Sex issue resolved: Bynum-Weeks marriage over
By AILEEN DODD
They appeared to be a match made in heaven, but toward the end not even prayer could keep them together.
The stormy marriage of national evangelist Juanita Bynum and Bishop Thomas W. Weeks III, temporarily calmed by a night of passion, was dissolved Friday in a Gwinnett County courtroom.
Both Bynum and Weeks expressed relief and a measure of joy that their marriage, marked by an elaborate televised wedding, a high-profile ministry and a parking lot beat down, was over.
Bynum filed for divorce in September. On Friday, about a month shy of her sixth wedding anniversary to Weeks, Bynum said she was at peace with the divorce. “It’s not a sad thing,” she said. “It has been a long awaited moment.”
The traveling minister wore a casual cotton top, khaki pants and a sweater tied around her waist. She smiled broadly soon after her ties to Weeks were severed.
Weeks, on a three year-probation for assaulting Bynum last summer also appeared to be happy. He wore a grin, a bow tie and a brown pen-striped suit. He said he will always have a “special love” for Bynum, but he is moving on.
“I feel like it’s a new day, a brand new life, a brand new time,” Weeks said.
For some tense minutes Friday, it appeared that the divorce would be derailed.
Superior Court Judge Debra Turner asked Bynum if she had been intimate with Weeks since they separated. She seemed surprised at Bynum’s answer:
“Yes, once,” said Bynum. “I believe it was in August.”
Turner grew concerned about moving ahead “My understanding is you can no longer have marital relations based on the date of separation that you file,” she said. Bynum said in court that she and Weeks separated in May.
The judge called for a recess so Weeks’ attorney Randy Kessler could check case law . Kessler argued before the break that the sexual interlude shouldn’t halt the process. “She filed for divorce after that sexual encounter,” he said. “They have been living in a bonafide state of separation.”
Bynum did not say whether that rendez-vous occurred before or after Weeks pushed, kicked and beat her in the parking lot of the Renaissance Concourse Hotel on Aug. 21. During the break from proceedings, Bynum and Weeks stared down at their instant messaging devices . Bynum was typing feverishly. Weeks was reading and scrolling through a message. When Bynum finished her note, she slid the device into her purse, flung her hair with attitude and stared off at a corner. Weeks continued to read on and then gazed up at the ceiling sighing. It is unknown whether the couple was communicating with each other. When asked, Weeks would not answer the question.
The divorce was finalized at 10:46 a.m. after Turner and Kessler agreed to change the couple’s separation date to September, the month Bynum filed.
According to a 14-page settlement agreement, neither party will receive alimony.
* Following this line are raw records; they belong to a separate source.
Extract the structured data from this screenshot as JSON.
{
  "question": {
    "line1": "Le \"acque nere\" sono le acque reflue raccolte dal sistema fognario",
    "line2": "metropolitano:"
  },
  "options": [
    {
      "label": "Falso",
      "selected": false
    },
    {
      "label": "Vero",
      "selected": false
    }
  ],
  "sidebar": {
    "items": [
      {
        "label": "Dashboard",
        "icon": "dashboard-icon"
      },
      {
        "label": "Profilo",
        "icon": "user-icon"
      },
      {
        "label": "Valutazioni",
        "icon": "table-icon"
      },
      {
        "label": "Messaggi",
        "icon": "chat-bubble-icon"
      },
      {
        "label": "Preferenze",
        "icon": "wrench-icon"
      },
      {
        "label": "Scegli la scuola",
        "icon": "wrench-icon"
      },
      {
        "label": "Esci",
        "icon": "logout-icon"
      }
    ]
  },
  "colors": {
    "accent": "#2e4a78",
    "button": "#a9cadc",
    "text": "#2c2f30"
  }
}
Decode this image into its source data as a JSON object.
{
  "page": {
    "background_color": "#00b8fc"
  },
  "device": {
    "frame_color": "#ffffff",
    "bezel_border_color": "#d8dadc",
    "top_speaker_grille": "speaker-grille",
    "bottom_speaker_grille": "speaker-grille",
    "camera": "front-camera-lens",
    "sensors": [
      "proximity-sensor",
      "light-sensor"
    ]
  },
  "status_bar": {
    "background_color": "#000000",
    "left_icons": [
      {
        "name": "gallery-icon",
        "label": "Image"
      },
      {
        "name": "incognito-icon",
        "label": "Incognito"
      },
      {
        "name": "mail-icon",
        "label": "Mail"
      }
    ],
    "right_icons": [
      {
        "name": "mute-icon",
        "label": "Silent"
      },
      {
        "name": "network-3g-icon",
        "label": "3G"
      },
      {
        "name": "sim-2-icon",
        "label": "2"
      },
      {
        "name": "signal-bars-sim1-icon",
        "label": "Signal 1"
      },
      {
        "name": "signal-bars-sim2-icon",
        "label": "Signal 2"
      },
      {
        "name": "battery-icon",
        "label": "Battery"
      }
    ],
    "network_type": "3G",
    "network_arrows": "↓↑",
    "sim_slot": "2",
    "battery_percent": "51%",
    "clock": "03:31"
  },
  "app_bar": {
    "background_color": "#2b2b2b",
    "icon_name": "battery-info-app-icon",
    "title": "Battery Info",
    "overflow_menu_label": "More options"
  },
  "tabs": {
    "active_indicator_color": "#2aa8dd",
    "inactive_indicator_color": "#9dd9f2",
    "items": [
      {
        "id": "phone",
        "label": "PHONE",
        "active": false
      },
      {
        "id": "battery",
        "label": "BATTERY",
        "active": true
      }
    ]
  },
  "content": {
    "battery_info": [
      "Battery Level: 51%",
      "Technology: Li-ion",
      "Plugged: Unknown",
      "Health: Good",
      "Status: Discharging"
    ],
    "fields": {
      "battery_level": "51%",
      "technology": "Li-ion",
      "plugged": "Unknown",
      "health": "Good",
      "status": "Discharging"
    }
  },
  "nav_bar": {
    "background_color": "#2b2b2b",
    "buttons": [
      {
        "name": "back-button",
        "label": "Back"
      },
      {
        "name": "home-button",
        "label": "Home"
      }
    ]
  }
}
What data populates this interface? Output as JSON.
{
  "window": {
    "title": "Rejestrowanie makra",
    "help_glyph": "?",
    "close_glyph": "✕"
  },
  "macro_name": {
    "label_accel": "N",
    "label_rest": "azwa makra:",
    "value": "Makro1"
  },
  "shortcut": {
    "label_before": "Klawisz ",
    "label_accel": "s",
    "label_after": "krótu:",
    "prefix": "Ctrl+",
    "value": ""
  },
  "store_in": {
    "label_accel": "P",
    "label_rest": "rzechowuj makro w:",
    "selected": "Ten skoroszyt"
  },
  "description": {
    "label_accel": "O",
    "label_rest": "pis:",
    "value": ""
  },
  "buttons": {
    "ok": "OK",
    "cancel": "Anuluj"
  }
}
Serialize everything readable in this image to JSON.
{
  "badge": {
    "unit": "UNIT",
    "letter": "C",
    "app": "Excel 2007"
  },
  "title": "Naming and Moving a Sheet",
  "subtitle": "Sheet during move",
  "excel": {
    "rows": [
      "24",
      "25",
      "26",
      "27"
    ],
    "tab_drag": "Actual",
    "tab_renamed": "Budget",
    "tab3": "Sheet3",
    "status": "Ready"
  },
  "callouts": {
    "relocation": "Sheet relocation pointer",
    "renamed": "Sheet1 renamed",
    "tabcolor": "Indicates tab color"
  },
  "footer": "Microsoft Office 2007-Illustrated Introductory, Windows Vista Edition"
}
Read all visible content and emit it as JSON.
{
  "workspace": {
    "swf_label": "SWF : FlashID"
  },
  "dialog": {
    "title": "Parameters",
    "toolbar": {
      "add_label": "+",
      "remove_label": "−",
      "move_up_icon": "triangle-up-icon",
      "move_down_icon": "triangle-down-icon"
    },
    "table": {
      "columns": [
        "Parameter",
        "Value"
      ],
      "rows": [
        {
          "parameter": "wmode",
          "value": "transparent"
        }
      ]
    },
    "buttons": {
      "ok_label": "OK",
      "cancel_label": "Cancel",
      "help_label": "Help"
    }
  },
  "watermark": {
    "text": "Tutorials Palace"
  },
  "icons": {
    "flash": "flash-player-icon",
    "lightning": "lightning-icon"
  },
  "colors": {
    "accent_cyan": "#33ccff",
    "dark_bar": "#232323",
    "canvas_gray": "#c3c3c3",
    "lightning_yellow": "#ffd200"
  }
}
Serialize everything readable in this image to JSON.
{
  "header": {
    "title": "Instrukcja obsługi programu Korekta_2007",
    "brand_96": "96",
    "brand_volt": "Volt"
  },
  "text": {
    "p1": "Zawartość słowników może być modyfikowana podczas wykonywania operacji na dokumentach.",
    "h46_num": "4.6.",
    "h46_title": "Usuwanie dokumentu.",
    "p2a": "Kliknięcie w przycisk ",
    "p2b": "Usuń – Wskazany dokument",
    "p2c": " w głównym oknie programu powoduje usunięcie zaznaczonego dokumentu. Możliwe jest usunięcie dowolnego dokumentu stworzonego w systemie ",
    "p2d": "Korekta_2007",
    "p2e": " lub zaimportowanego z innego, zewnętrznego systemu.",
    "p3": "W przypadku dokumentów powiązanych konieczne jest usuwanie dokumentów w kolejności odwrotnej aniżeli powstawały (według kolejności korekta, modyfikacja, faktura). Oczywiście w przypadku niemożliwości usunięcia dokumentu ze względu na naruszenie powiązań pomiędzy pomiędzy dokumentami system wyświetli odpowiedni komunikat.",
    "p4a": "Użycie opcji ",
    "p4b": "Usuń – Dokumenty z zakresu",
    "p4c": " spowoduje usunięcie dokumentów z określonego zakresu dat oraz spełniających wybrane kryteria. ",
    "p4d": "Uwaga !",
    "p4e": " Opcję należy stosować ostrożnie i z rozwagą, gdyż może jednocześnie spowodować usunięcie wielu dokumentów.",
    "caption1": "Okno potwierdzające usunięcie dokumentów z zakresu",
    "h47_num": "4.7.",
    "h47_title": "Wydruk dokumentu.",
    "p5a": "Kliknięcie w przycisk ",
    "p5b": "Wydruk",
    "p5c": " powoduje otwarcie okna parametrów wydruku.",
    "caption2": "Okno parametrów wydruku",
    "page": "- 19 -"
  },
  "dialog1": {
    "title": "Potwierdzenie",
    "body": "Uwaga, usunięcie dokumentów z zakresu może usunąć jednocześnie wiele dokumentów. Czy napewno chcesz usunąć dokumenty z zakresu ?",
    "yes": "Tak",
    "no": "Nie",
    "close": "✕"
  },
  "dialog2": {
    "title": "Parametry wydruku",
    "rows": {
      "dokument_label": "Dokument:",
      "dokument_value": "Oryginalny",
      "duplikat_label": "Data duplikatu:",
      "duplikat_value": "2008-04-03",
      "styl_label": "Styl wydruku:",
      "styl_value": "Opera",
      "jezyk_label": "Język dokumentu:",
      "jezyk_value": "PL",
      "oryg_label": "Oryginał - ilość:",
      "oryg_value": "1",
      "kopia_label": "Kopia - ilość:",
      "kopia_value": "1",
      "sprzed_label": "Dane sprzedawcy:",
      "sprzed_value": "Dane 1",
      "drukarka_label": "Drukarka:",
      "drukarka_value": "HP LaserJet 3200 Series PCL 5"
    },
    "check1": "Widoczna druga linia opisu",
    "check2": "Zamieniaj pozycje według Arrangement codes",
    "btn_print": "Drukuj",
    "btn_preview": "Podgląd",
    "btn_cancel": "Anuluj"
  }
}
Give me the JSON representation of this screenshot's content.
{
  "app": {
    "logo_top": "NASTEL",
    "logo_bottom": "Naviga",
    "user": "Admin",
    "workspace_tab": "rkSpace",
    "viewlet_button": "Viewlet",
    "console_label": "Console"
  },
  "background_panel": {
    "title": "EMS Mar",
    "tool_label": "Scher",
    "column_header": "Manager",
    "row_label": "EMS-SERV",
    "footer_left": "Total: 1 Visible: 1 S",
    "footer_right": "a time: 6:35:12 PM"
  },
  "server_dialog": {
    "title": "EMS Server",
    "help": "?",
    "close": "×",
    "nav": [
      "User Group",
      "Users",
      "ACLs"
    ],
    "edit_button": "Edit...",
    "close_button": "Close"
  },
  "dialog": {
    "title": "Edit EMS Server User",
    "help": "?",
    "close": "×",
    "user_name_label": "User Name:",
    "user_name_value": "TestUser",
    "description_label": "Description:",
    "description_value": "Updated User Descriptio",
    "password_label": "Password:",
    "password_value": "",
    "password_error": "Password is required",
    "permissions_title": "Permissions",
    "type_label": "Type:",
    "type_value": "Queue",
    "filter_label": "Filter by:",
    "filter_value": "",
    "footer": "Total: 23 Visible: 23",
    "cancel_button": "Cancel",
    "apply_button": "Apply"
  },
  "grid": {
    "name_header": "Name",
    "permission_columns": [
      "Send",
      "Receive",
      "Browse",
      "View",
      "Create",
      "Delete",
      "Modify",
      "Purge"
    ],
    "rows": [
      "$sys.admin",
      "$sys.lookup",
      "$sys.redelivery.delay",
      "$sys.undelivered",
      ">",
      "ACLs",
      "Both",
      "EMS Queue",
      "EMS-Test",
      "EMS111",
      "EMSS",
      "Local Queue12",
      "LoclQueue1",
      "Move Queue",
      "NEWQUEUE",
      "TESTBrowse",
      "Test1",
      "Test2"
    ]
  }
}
They have divided all bank accounts and will retain ownership of the debt and individual assets they had before marriage. Bynum also asked for some sentimental antiques she collected seven years ago, including a harp and a sculpture of a woman. Weeks gets the couple’s 2004 Land Rover, his international ministry and the church the couple started together in Duluth, Global Destiny.
Bynum agreed to pay $40,000 in attorney fees for Weeks .
Bynum said doesn’t have time to waste on moping. She said she has been hired as a regular adviser on “Divorce Court,” and two weeks ago, was permanently added to the cast of “Lincoln Heights,” an ABC network series She still continues herministry.
Weeks said he will focus on building his church and “healing” his broken heart. “You have to deal with the trauma,” he said. “I didn’t marry her to be here today.”